Non-aligned parties. The parties were in the midst of new alignments. Republicans were generally conservative but not always. Some were downright liberal. at the same time, many Democrats were conservative. The south was solidly Democrat but often voted conservative. This was a left-over from the Civil War and Reconstruction. As late as the 1970s, many southerners could not bring themselves to vote for the party of Lincoln.

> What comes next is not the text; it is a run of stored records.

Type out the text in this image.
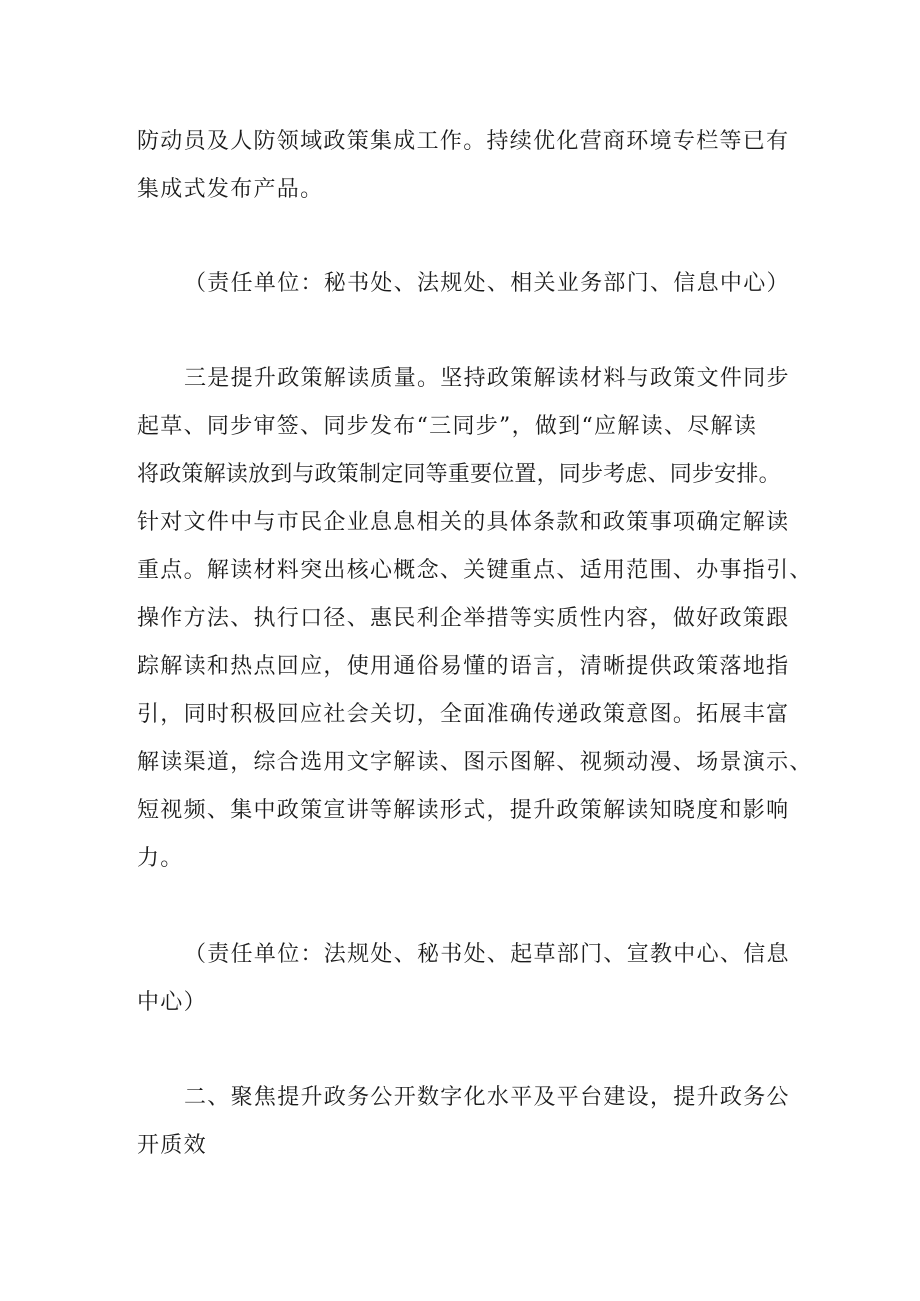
防动员及人防领域政策集成工作。持续优化营商环境专栏等已有
集成式发布产品。
（责任单位：秘书处、法规处、相关业务部门、信息中心）
三是提升政策解读质量。坚持政策解读材料与政策文件同步
起草、同步审签、同步发布“三同步”，做到“应解读、尽解读
将政策解读放到与政策制定同等重要位置，同步考虑、同步安排。
针对文件中与市民企业息息相关的具体条款和政策事项确定解读
重点。解读材料突出核心概念、关键重点、适用范围、办事指引、
操作方法、执行口径、惠民利企举措等实质性内容，做好政策跟
踪解读和热点回应，使用通俗易懂的语言，清晰提供政策落地指
引，同时积极回应社会关切，全面准确传递政策意图。拓展丰富
解读渠道，综合选用文字解读、图示图解、视频动漫、场景演示、
短视频、集中政策宣讲等解读形式，提升政策解读知晓度和影响
力。
（责任单位：法规处、秘书处、起草部门、宣教中心、信息
中心）
二、聚焦提升政务公开数字化水平及平台建设，提升政务公
开质效
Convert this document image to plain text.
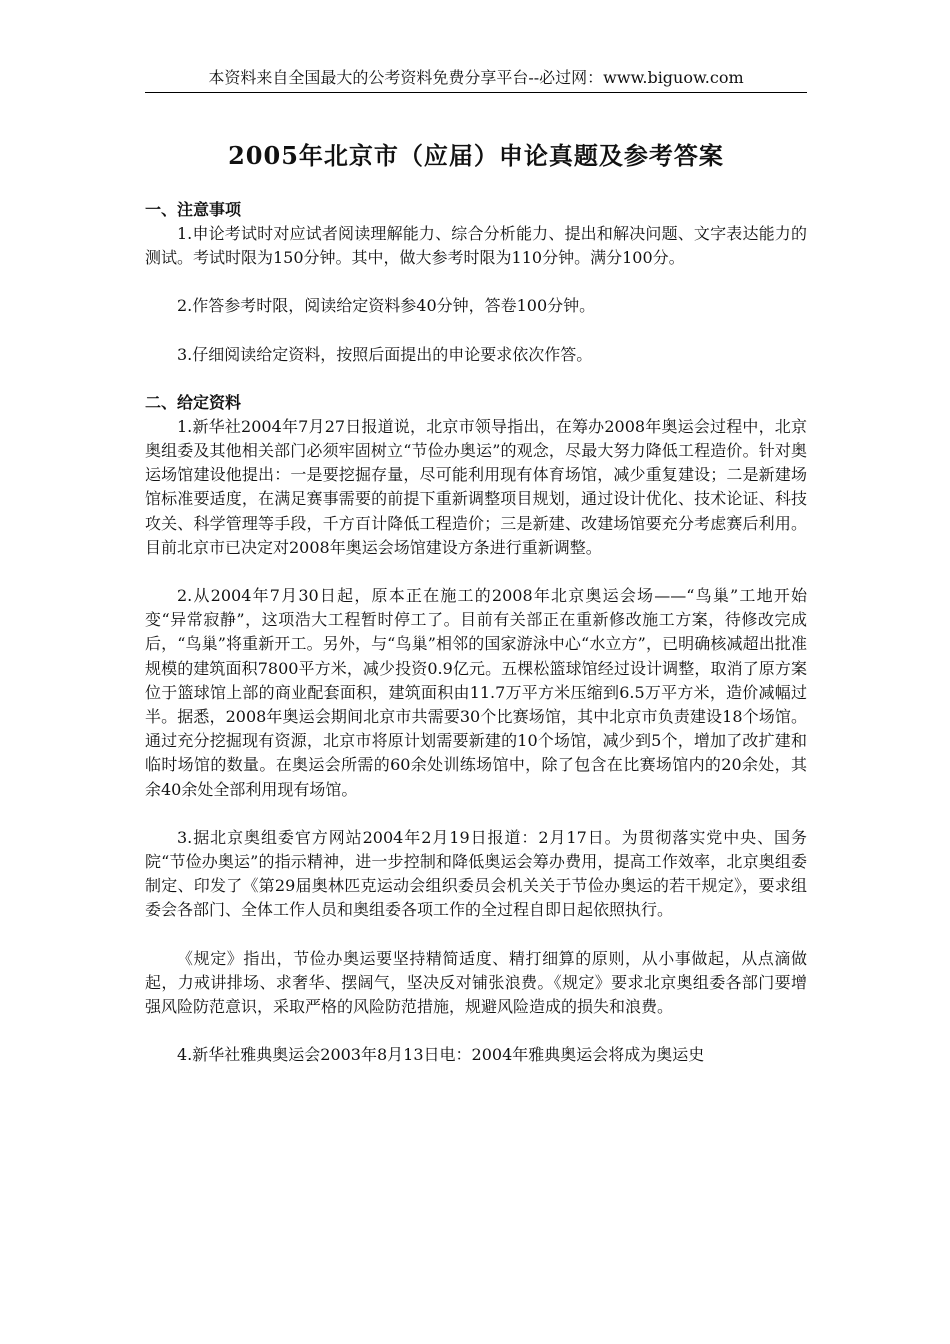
本资料来自全国最大的公考资料免费分享平台--必过网：www.biguow.com
2005年北京市（应届）申论真题及参考答案

一、注意事项

1.申论考试时对应试者阅读理解能力、综合分析能力、提出和解决问题、文字表达能力的测试。考试时限为150分钟。其中，做大参考时限为110分钟。满分100分。

2.作答参考时限，阅读给定资料参40分钟，答卷100分钟。

3.仔细阅读给定资料，按照后面提出的申论要求依次作答。

二、给定资料

1.新华社2004年7月27日报道说，北京市领导指出，在筹办2008年奥运会过程中，北京奥组委及其他相关部门必须牢固树立“节俭办奥运”的观念，尽最大努力降低工程造价。针对奥运场馆建设他提出：一是要挖掘存量，尽可能利用现有体育场馆，减少重复建设；二是新建场馆标准要适度，在满足赛事需要的前提下重新调整项目规划，通过设计优化、技术论证、科技攻关、科学管理等手段，千方百计降低工程造价；三是新建、改建场馆要充分考虑赛后利用。目前北京市已决定对2008年奥运会场馆建设方条进行重新调整。

2.从2004年7月30日起，原本正在施工的2008年北京奥运会场——“鸟巢”工地开始变“异常寂静”，这项浩大工程暂时停工了。目前有关部正在重新修改施工方案，待修改完成后，“鸟巢”将重新开工。另外，与“鸟巢”相邻的国家游泳中心“水立方”，已明确核减超出批准规模的建筑面积7800平方米，减少投资0.9亿元。五棵松篮球馆经过设计调整，取消了原方案位于篮球馆上部的商业配套面积，建筑面积由11.7万平方米压缩到6.5万平方米，造价减幅过半。据悉，2008年奥运会期间北京市共需要30个比赛场馆，其中北京市负责建设18个场馆。通过充分挖掘现有资源，北京市将原计划需要新建的10个场馆，减少到5个，增加了改扩建和临时场馆的数量。在奥运会所需的60余处训练场馆中，除了包含在比赛场馆内的20余处，其余40余处全部利用现有场馆。

3.据北京奥组委官方网站2004年2月19日报道：2月17日。为贯彻落实党中央、国务院“节俭办奥运”的指示精神，进一步控制和降低奥运会筹办费用，提高工作效率，北京奥组委制定、印发了《第29届奥林匹克运动会组织委员会机关关于节俭办奥运的若干规定》，要求组委会各部门、全体工作人员和奥组委各项工作的全过程自即日起依照执行。

《规定》指出，节俭办奥运要坚持精简适度、精打细算的原则，从小事做起，从点滴做起，力戒讲排场、求奢华、摆阔气，坚决反对铺张浪费。《规定》要求北京奥组委各部门要增强风险防范意识，采取严格的风险防范措施，规避风险造成的损失和浪费。

4.新华社雅典奥运会2003年8月13日电：2004年雅典奥运会将成为奥运史
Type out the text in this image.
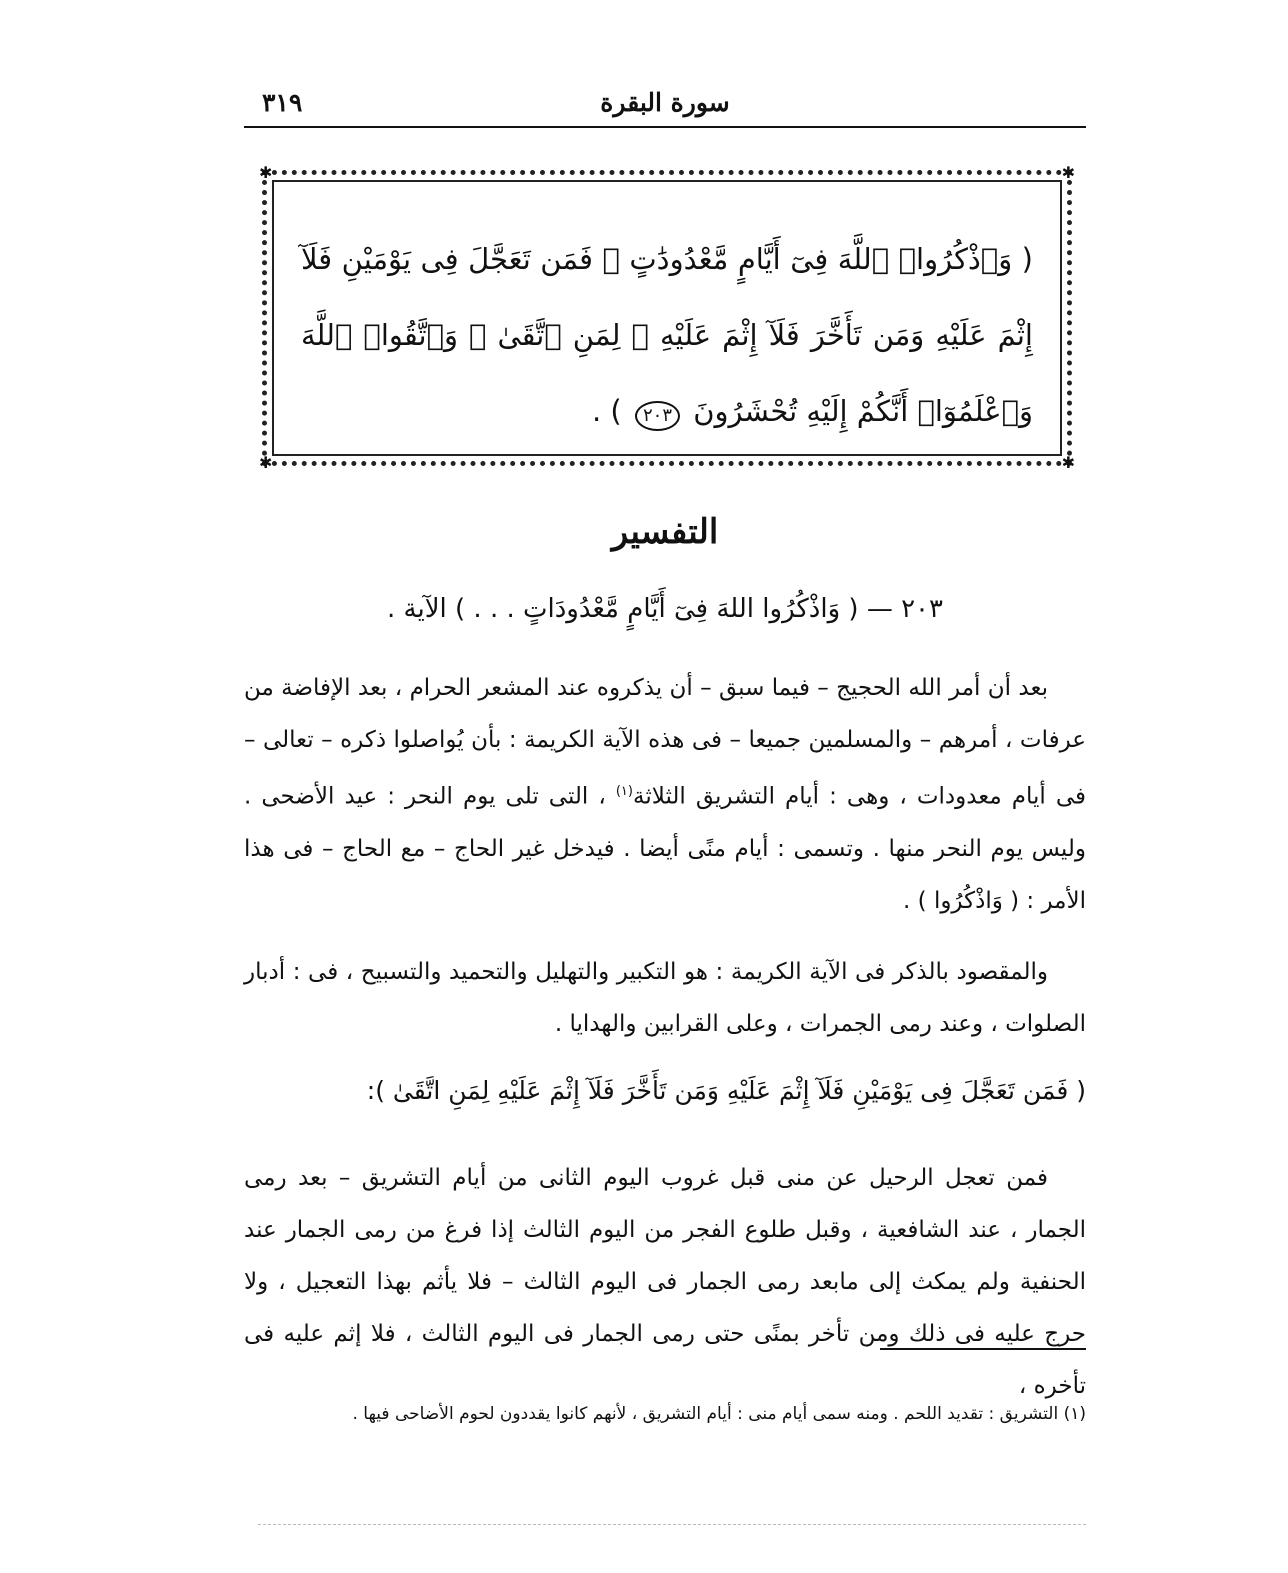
سورة البقرة
٣١٩
✱	✱
✱	✱
( وَٱذْكُرُوا۟ ٱللَّهَ فِىٓ أَيَّامٍ مَّعْدُودَٰتٍ ۚ فَمَن تَعَجَّلَ فِى يَوْمَيْنِ فَلَآ إِثْمَ عَلَيْهِ وَمَن تَأَخَّرَ فَلَآ إِثْمَ عَلَيْهِ ۚ لِمَنِ ٱتَّقَىٰ ۗ وَٱتَّقُوا۟ ٱللَّهَ وَٱعْلَمُوٓا۟ أَنَّكُمْ إِلَيْهِ تُحْشَرُونَ ٢٠٣ ) .
التفسير
٢٠٣ — ( وَاذْكُرُوا اللهَ فِىٓ أَيَّامٍ مَّعْدُودَاتٍ . . . ) الآية .

بعد أن أمر الله الحجيج – فيما سبق – أن يذكروه عند المشعر الحرام ، بعد الإفاضة من عرفات ، أمرهم – والمسلمين جميعا – فى هذه الآية الكريمة : بأن يُواصلوا ذكره – تعالى – فى أيام معدودات ، وهى : أيام التشريق الثلاثة$^{(١)}$ ، التى تلى يوم النحر : عيد الأضحى . وليس يوم النحر منها . وتسمى : أيام منًى أيضا . فيدخل غير الحاج – مع الحاج – فى هذا الأمر : ( وَاذْكُرُوا ) .

والمقصود بالذكر فى الآية الكريمة : هو التكبير والتهليل والتحميد والتسبيح ، فى : أدبار الصلوات ، وعند رمى الجمرات ، وعلى القرابين والهدايا .

( فَمَن تَعَجَّلَ فِى يَوْمَيْنِ فَلَآ إِثْمَ عَلَيْهِ وَمَن تَأَخَّرَ فَلَآ إِثْمَ عَلَيْهِ لِمَنِ اتَّقَىٰ ):

فمن تعجل الرحيل عن منى قبل غروب اليوم الثانى من أيام التشريق – بعد رمى الجمار ، عند الشافعية ، وقبل طلوع الفجر من اليوم الثالث إذا فرغ من رمى الجمار عند الحنفية ولم يمكث إلى مابعد رمى الجمار فى اليوم الثالث – فلا يأثم بهذا التعجيل ، ولا حرج عليه فى ذلك ومن تأخر بمنًى حتى رمى الجمار فى اليوم الثالث ، فلا إثم عليه فى تأخره ،

(١) التشريق : تقديد اللحم . ومنه سمى أيام منى : أيام التشريق ، لأنهم كانوا يقددون لحوم الأضاحى فيها .
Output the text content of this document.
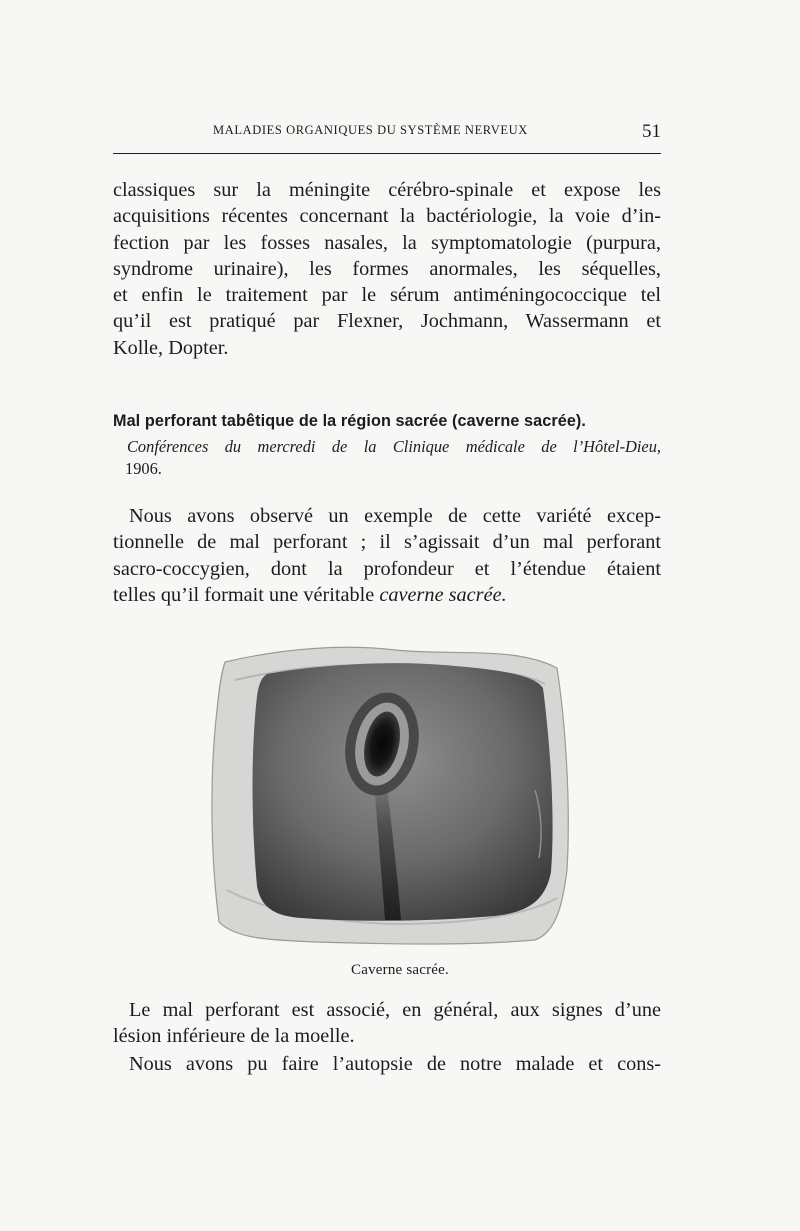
MALADIES ORGANIQUES DU SYSTÈME NERVEUX	51
classiques sur la méningite cérébro-spinale et expose les
acquisitions récentes concernant la bactériologie, la voie d’in-
fection par les fosses nasales, la symptomatologie (purpura,
syndrome urinaire), les formes anormales, les séquelles,
et enfin le traitement par le sérum antiméningococcique tel
qu’il est pratiqué par Flexner, Jochmann, Wassermann et
Kolle, Dopter.
Mal perforant tabêtique de la région sacrée (caverne sacrée).
Conférences du mercredi de la Clinique médicale de l’Hôtel-Dieu,
1906.
Nous avons observé un exemple de cette variété excep-
tionnelle de mal perforant ; il s’agissait d’un mal perforant
sacro-coccygien, dont la profondeur et l’étendue étaient
telles qu’il formait une véritable caverne sacrée.
Caverne sacrée.
Le mal perforant est associé, en général, aux signes d’une
lésion inférieure de la moelle.
Nous avons pu faire l’autopsie de notre malade et cons-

This was changing. The 1972 Presidential race cemented the Democrats as the party of blacks, feminists, and other special interest groups. Certain issues such as the ERA and beig pro-abortion became mandatory. Some of the older mainstream Democrats felt crowded out by the new crew.
Reagan's primary run in 1976 and his election in 1980 inaugurated the conservative/libertarian/religious alliance that became Republican mainstream. Several Democrats switches sides over the next several years. Eventually the South went from solidly Democrat to solidly Republican.
Rose-tinted Hindsight. While I don't have the close-hand experiences of George Will to judge by, there was plenty of animosity. After Ford pardoned Nixon, the Democrats held investigations into a possible deal. Many were frustrated at not being able to impeach Nixon and wanted to impeach Ford as a proxy. I already mentioned the record number of vetoes and overrides.
The collegiality was supposed to have continued on into the Carter administration but that began with an ugly fight over the Panama Canal. This was so hard-fought that the vote was carried live on network TV. In all seriousness, I'm not sure that Iraq has ignited as much general passion in Congress as the Canal.
The easing of the Cold War by both Ford and Carter also aroused strong emotions in both parties, especially Republicans.
I think that, in general, the parties may have been more polite to each other and members may have mixed more freely but that was more veneer than reality.